President Pena Nieto insists his country will not bear the cost of a wall along the US-Mexico border. US President-elect Trump vowed to erect the structure first and charge his neighbor later.
Admitting that Mexico had "some differences with the next government of the United States," late on Wednesday, President Enrique Pena Nieto affirmed his country's stance that it would not pay for any US-built border wall.
He added however that Mexico would invest in a more secure border, adding that the US shared responsibility for the migrants seeking to cross the frontier.
In a speech to diplomats in the capital Mexico City, he said his government would seek "open and complete negotiations" with US President-elect Donald Trump's administration and that "everything is on the table, including security, migration and trade."
But "at no time will we accept anything that goes against our dignity as a country, and our dignity as Mexicans," he said to applause from the audience.
Trump speeds ahead
Pena Nieto made the comments just a few hours after Trump gave his first press conference since winning the November 8 US election in which he repeated a campaign promise to build a wall on the US-Mexico border as soon as possible.
Trump spoke after the leak of a potentially explosive scandal about his alleged sexual and financial activities in Russia.
The president-elect said the US would bear the cost first - estimated at up to $25 billion (23.6 billion euros) - before being reimbursed later by Mexico.
"Mexico in some form - and there are many different forms - will reimburse us," he said. "That will happen.
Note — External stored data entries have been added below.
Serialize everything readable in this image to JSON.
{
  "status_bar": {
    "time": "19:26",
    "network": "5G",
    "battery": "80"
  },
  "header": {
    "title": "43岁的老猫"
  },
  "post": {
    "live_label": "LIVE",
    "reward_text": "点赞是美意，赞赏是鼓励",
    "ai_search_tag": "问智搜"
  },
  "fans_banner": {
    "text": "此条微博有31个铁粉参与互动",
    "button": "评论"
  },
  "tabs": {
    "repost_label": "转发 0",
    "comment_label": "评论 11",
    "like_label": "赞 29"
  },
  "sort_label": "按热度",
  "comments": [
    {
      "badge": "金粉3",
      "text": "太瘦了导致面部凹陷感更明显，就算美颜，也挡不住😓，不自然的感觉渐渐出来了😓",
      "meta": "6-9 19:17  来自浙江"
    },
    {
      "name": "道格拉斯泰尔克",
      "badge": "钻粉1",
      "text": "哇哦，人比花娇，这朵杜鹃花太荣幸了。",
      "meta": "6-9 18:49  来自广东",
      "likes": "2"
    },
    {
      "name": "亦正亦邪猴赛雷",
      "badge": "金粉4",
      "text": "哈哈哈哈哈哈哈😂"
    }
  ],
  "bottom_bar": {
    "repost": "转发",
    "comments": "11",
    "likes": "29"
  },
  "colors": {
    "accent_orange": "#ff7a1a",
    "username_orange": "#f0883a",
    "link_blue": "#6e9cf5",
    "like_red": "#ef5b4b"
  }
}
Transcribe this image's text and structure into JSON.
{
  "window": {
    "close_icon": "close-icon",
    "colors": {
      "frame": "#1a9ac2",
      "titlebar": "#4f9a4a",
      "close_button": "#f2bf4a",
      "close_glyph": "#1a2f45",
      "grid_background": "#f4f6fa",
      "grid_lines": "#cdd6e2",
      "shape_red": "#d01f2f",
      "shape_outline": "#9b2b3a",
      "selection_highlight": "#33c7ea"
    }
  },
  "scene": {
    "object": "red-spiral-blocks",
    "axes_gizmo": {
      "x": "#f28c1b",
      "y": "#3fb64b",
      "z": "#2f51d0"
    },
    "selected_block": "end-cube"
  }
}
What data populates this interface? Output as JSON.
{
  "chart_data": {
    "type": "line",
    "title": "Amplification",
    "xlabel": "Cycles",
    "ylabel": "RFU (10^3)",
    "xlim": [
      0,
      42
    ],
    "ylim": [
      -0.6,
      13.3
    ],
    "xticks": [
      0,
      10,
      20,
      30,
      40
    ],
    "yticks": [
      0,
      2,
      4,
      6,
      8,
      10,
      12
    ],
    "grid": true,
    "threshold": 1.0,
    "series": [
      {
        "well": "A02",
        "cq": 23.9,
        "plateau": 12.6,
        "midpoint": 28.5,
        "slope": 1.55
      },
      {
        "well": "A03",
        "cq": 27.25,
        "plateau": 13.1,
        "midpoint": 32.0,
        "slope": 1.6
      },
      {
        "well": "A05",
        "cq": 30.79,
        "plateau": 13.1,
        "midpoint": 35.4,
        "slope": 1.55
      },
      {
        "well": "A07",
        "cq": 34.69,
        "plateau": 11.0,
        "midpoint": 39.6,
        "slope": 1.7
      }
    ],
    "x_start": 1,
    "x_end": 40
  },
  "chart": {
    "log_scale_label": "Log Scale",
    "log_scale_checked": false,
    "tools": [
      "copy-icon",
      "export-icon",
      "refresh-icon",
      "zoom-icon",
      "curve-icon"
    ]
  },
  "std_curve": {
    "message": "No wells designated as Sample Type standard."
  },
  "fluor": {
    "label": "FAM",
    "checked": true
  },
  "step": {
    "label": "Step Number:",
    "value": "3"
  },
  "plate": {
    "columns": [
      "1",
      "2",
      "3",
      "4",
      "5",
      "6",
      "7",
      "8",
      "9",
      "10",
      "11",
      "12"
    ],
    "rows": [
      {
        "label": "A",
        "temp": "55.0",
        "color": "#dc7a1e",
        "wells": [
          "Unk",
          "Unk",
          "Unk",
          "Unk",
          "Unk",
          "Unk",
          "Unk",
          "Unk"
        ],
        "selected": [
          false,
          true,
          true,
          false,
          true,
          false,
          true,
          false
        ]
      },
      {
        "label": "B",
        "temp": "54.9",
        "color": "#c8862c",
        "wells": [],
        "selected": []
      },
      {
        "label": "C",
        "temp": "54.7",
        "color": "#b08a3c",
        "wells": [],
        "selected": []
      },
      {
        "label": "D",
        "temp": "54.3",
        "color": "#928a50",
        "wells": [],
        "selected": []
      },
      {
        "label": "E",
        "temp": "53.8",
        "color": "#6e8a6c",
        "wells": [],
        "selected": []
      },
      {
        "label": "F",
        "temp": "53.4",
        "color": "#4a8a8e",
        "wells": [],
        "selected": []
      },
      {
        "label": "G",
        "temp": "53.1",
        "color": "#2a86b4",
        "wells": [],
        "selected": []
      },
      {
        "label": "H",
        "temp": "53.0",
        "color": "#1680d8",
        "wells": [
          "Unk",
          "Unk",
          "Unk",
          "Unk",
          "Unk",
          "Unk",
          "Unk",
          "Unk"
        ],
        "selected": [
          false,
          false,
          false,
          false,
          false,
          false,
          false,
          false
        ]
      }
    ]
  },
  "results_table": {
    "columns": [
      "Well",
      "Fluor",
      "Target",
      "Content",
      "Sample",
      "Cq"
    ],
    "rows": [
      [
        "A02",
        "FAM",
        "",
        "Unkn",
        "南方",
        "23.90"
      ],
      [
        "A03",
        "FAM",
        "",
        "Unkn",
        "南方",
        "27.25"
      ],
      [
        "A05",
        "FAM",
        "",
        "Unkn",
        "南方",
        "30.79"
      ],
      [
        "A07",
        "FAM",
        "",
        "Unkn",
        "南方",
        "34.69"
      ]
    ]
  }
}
Whether it's a tax or whether it's a payment."
Challenging trade talks
Pena Nieto said Mexico would face upcoming bilateral trade talks with dialogue and diplomacy, saying he was ready to discuss the future of the North American Free Trade Agreement (NAFTA), which Trump has vowed to renegotiate.
However, he warned that his government would challenge any attempt to influence foreign investors "on the basis of fear or threats."
Trump, who takes office on January 20, renewed a pledge on Wednesday to impose "a major border tax" on companies that ship jobs to other countries, such as Mexico.
Trump has taken credit for automaker Ford's decision to cancel a $1.6 billion plant in Mexico while expanding its US operations. The Republican told reporters that he would eventually be known as the "greatest jobs producer God ever created," referring to his campaign promise to bring many offshore jobs back to the US.
In an attempt to challenge Trump's fiery rhetoric, Pena Nieto issued his own demands to the real estate tycoon, urging the new US administration to stop the flow of illegal guns across the border and to block money laundering activities by organized crime groups.
Last week, former finance minister Luis Videgaray returned to Mexico's cabinet as foreign minister, a crucial role for discussions with the new US administration.